From b3f59c76e151c86042811c1c5aaf75aad2432591 Mon Sep 17 00:00:00 2001
From: Edgar Gabriel <gabriel@cs.uh.edu>
Date: Mon, 7 Aug 2017 13:39:47 -0500
Subject: [PATCH] io/ompio: new simple aggr. selection algorithm

add a new aggregator selection algorithm based on the performance
model described in:

Shweta Jha, Edgar Gabriel,
'Performance Models for Communication in Collective I/O Operations'
Proceedings of the 17th IEEE/ACM Symposium
on Cluster, Cloud and Grid Computing, Workshop on Theoretical
Approaches to Performance Evaluation, Modeling and Simulation, 2017.
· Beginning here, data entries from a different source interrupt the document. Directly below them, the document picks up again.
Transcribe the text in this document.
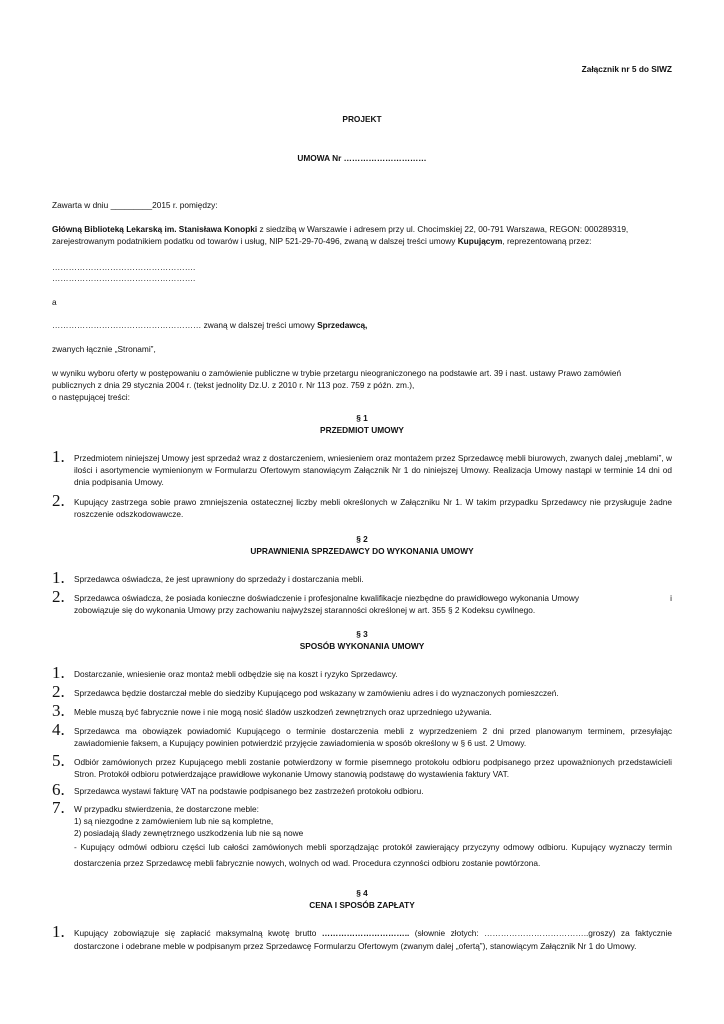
Załącznik nr 5 do SIWZ
PROJEKT
UMOWA Nr …………………………
Zawarta w dniu _________2015 r. pomiędzy:
Główną Biblioteką Lekarską im. Stanisława Konopki z siedzibą w Warszawie i adresem przy ul. Chocimskiej 22, 00-791 Warszawa, REGON: 000289319,
zarejestrowanym podatnikiem podatku od towarów i usług, NIP 521-29-70-496, zwaną w dalszej treści umowy Kupującym, reprezentowaną przez:
…………………………………………….
…………………………………………….
a
……………………………………………… zwaną w dalszej treści umowy Sprzedawcą,
zwanych łącznie „Stronami”,
w wyniku wyboru oferty w postępowaniu o zamówienie publiczne w trybie przetargu nieograniczonego na podstawie art. 39 i nast. ustawy Prawo zamówień
publicznych z dnia 29 stycznia 2004 r. (tekst jednolity Dz.U. z 2010 r. Nr 113 poz. 759 z późn. zm.),
o następującej treści:
§ 1
PRZEDMIOT UMOWY
1. Przedmiotem niniejszej Umowy jest sprzedaż wraz z dostarczeniem, wniesieniem oraz montażem przez Sprzedawcę mebli biurowych, zwanych dalej „meblami”, w ilości i asortymencie wymienionym w Formularzu Ofertowym stanowiącym Załącznik Nr 1 do niniejszej Umowy. Realizacja Umowy nastąpi w terminie 14 dni od dnia podpisania Umowy.
2. Kupujący zastrzega sobie prawo zmniejszenia ostatecznej liczby mebli określonych w Załączniku Nr 1. W takim przypadku Sprzedawcy nie przysługuje żadne roszczenie odszkodowawcze.
§ 2
UPRAWNIENIA SPRZEDAWCY DO WYKONANIA UMOWY
1. Sprzedawca oświadcza, że jest uprawniony do sprzedaży i dostarczania mebli.
2. Sprzedawca oświadcza, że posiada konieczne doświadczenie i profesjonalne kwalifikacje niezbędne do prawidłowego wykonania Umowy	i
zobowiązuje się do wykonania Umowy przy zachowaniu najwyższej staranności określonej w art. 355 § 2 Kodeksu cywilnego.
§ 3
SPOSÓB WYKONANIA UMOWY
1. Dostarczanie, wniesienie oraz montaż mebli odbędzie się na koszt i ryzyko Sprzedawcy.
2. Sprzedawca będzie dostarczał meble do siedziby Kupującego pod wskazany w zamówieniu adres i do wyznaczonych pomieszczeń.
3. Meble muszą być fabrycznie nowe i nie mogą nosić śladów uszkodzeń zewnętrznych oraz uprzedniego używania.
4. Sprzedawca ma obowiązek powiadomić Kupującego o terminie dostarczenia mebli z wyprzedzeniem 2 dni przed planowanym terminem, przesyłając zawiadomienie faksem, a Kupujący powinien potwierdzić przyjęcie zawiadomienia w sposób określony w § 6 ust. 2 Umowy.
5. Odbiór zamówionych przez Kupującego mebli zostanie potwierdzony w formie pisemnego protokołu odbioru podpisanego przez upoważnionych przedstawicieli Stron. Protokół odbioru potwierdzające prawidłowe wykonanie Umowy stanowią podstawę do wystawienia faktury VAT.
6. Sprzedawca wystawi fakturę VAT na podstawie podpisanego bez zastrzeżeń protokołu odbioru.
7. W przypadku stwierdzenia, że dostarczone meble:
1) są niezgodne z zamówieniem lub nie są kompletne,
2) posiadają ślady zewnętrznego uszkodzenia lub nie są nowe
- Kupujący odmówi odbioru części lub całości zamówionych mebli sporządzając protokół zawierający przyczyny odmowy odbioru. Kupujący wyznaczy termin dostarczenia przez Sprzedawcę mebli fabrycznie nowych, wolnych od wad. Procedura czynności odbioru zostanie powtórzona.
§ 4
CENA I SPOSÓB ZAPŁATY
1. Kupujący zobowiązuje się zapłacić maksymalną kwotę brutto ………………………….. (słownie złotych: ………………………………..groszy) za faktycznie dostarczone i odebrane meble w podpisanym przez Sprzedawcę Formularzu Ofertowym (zwanym dalej „ofertą”), stanowiącym Załącznik Nr 1 do Umowy.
Signed-off-by: Edgar Gabriel <gabriel@cs.uh.edu>
---
 ompi/mca/io/ompio/io_ompio.h             |   3 +
 ompi/mca/io/ompio/io_ompio_aggregators.c | 185 ++++++++++++++++++++---
 ompi/mca/io/ompio/io_ompio_component.c   |  27 ++++
 3 files changed, 195 insertions(+), 20 deletions(-)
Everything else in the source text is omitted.